Ein aktuelles Beispiel sind die Kantone Luzern und Schaffhausen. Seit dem Schuljahr 2023/2024 verlangen sie für das Homeschooling neu ein Lehrdiplom. Die Auswirkungen sind beträchtlich: In Schaffhausen brach die Zahl der Kinder im Heimunterricht innert kürzester Zeit von 50 auf 7 Kinder ein. In Luzern ging sie innert zweier Jahre von 170 auf 106 Kinder zurück – der Rückgang dürfte sich fortsetzen, da eine Übergangsfrist für bereits eingeschulte Homeschooling-Kinder gilt.

Natürlich muss zum Wohle der Kinder sichergestellt werden, dass im Homeschooling eine qualitativ hochwertige Bildung gewährleistet wird. Wenn jedoch in der Volksschule vermehrt Lehrpersonen ohne Diplom eine Klasse unterrichten dürfen, während dies im Homeschooling generell verboten ist, wirft dies Fragen auf.

Alternativen zur Volksschule als Labor nutzen

Homeschooling und Privatschulunterricht sind derzeit die einzigen Alternativen zur öffentlichen Schule. Doch aufgrund des Finanzierungsnachteils bleiben sie vor allem finanzkräftigen Familien vorbehalten – solange keine Stipendien oder Bildungsgutschriften zur Verfügung stehen. In den letzten Jahren hat die Politik zudem die Hürden zum Homeschooling weiter erhöht. Doch eine Zementierung der Quasi-Monopolstellung der Volksschule macht sie noch nicht zukunftsfähig.

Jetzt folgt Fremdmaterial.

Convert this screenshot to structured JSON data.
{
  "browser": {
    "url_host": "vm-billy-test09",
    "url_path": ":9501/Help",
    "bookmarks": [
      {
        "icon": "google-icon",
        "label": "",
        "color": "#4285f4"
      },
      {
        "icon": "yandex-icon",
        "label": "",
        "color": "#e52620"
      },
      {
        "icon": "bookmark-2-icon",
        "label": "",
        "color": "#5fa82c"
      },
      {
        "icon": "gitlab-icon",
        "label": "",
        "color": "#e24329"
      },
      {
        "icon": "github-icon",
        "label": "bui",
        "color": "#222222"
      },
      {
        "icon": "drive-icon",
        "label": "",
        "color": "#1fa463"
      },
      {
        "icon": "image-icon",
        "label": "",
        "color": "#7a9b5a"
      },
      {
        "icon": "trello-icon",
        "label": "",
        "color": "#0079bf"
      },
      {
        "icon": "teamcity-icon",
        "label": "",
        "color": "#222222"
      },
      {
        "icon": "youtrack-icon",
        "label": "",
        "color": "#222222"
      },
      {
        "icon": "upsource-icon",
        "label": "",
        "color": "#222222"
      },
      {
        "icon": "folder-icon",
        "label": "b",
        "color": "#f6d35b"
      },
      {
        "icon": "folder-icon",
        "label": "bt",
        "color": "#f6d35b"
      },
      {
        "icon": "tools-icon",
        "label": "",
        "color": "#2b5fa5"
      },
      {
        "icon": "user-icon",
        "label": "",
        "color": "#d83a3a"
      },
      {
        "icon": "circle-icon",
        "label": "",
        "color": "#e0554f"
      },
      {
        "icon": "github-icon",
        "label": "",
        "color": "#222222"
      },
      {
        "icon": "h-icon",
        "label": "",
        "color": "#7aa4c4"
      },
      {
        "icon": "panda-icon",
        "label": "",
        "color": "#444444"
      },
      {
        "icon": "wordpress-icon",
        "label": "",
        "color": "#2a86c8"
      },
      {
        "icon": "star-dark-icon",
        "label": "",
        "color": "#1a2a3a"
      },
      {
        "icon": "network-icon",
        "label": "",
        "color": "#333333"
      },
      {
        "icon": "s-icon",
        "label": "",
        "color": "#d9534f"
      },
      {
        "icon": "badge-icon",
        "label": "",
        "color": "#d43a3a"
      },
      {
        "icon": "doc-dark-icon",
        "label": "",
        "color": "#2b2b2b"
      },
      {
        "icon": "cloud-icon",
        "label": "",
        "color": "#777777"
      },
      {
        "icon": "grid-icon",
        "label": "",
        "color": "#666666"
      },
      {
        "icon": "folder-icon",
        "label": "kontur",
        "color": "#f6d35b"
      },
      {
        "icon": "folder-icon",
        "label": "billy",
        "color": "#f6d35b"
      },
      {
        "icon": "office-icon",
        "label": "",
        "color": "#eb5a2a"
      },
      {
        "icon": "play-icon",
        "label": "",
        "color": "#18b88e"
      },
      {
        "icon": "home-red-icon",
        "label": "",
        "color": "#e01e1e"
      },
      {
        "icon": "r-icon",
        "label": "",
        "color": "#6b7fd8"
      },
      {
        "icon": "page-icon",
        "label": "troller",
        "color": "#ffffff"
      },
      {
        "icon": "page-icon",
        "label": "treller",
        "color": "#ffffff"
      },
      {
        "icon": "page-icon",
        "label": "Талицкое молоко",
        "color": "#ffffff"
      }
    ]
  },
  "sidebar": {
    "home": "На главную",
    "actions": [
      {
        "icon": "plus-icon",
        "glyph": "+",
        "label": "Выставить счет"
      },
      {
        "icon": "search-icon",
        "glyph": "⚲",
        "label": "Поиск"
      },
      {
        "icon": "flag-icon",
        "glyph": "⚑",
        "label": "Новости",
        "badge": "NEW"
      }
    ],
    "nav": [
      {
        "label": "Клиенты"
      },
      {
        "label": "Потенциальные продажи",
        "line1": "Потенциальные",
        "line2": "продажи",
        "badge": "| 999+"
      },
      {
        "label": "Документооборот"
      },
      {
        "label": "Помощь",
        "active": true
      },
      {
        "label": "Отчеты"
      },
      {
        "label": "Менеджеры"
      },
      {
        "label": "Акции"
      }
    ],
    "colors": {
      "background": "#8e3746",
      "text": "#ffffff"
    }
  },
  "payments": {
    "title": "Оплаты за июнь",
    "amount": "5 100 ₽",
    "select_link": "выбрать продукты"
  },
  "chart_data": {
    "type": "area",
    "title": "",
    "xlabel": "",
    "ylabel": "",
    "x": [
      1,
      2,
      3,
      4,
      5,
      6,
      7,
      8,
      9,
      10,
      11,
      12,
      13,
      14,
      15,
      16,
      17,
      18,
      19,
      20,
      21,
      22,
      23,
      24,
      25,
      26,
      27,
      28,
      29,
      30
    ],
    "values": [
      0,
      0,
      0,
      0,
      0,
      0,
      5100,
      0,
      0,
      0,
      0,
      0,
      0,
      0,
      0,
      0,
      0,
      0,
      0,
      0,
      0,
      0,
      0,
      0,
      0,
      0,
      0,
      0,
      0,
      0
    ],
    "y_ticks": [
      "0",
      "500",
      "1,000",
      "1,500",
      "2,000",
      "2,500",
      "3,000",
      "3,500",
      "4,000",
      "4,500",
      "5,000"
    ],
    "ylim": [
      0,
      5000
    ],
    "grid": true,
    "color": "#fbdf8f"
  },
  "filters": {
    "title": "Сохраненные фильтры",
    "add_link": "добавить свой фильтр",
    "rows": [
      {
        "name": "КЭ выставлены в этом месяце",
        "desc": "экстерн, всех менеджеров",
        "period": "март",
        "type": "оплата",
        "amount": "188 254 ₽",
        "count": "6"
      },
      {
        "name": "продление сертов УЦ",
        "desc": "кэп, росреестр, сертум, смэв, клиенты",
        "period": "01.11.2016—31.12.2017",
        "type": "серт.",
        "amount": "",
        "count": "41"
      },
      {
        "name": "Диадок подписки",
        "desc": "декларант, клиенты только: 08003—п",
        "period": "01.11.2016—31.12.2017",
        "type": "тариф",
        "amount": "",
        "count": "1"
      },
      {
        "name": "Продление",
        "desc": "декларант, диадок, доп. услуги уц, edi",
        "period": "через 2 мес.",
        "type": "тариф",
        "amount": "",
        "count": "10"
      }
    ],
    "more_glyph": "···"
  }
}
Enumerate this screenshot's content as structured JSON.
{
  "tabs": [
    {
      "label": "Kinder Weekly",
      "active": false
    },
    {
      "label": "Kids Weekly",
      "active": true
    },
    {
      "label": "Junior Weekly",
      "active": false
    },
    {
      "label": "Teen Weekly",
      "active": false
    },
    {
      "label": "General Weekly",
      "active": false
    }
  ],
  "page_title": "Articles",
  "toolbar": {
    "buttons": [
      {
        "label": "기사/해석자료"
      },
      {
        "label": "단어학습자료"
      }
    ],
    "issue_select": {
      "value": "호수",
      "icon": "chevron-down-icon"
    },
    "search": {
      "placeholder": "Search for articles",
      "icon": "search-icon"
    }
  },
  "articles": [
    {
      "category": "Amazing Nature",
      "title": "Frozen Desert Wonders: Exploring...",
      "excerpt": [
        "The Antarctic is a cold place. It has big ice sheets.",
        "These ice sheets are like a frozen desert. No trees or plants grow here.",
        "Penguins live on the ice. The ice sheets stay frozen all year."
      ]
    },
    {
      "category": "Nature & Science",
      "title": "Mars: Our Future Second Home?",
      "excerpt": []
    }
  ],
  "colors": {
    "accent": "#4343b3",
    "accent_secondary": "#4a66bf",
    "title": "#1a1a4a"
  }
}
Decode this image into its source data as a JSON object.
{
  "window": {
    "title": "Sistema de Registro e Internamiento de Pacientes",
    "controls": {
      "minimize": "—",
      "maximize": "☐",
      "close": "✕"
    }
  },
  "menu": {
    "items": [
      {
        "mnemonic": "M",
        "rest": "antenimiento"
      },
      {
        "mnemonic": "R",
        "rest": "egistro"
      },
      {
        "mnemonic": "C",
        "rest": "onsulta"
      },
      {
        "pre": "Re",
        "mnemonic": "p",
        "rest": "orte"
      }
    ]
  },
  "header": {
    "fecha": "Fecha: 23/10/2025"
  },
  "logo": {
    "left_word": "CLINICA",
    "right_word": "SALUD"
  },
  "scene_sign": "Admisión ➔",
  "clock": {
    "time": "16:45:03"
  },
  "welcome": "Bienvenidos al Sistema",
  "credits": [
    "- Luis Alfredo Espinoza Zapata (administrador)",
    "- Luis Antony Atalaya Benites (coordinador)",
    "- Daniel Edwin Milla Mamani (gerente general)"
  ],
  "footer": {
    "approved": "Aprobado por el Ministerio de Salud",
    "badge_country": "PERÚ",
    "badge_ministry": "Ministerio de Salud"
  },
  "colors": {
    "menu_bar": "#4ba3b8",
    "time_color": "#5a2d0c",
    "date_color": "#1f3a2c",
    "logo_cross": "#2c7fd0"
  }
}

Normalerweise fungiert der Föderalismus als Labor für Ideen und Lösungen – im Schulwesen hat er durch die Harmonisierung zwischen den Kantonen jedoch an Innovationskraft eingebüsst. Das ist eine bedenkliche Entwicklung. Umso wichtiger ist es, alternative Gefässe für Innovationen zuzulassen und daraus zu lernen. So bieten Privatschulen oft innovative Lehrmethoden und organisatorische Ansätze, die auch der öffentlichen Schule wertvolle Impulse geben können. Der Wettbewerb um die Schülerinnen und Schüler sollte also nicht gefürchtet, sondern als Chance zur Weiterentwicklung der Volksschule begriffen werden.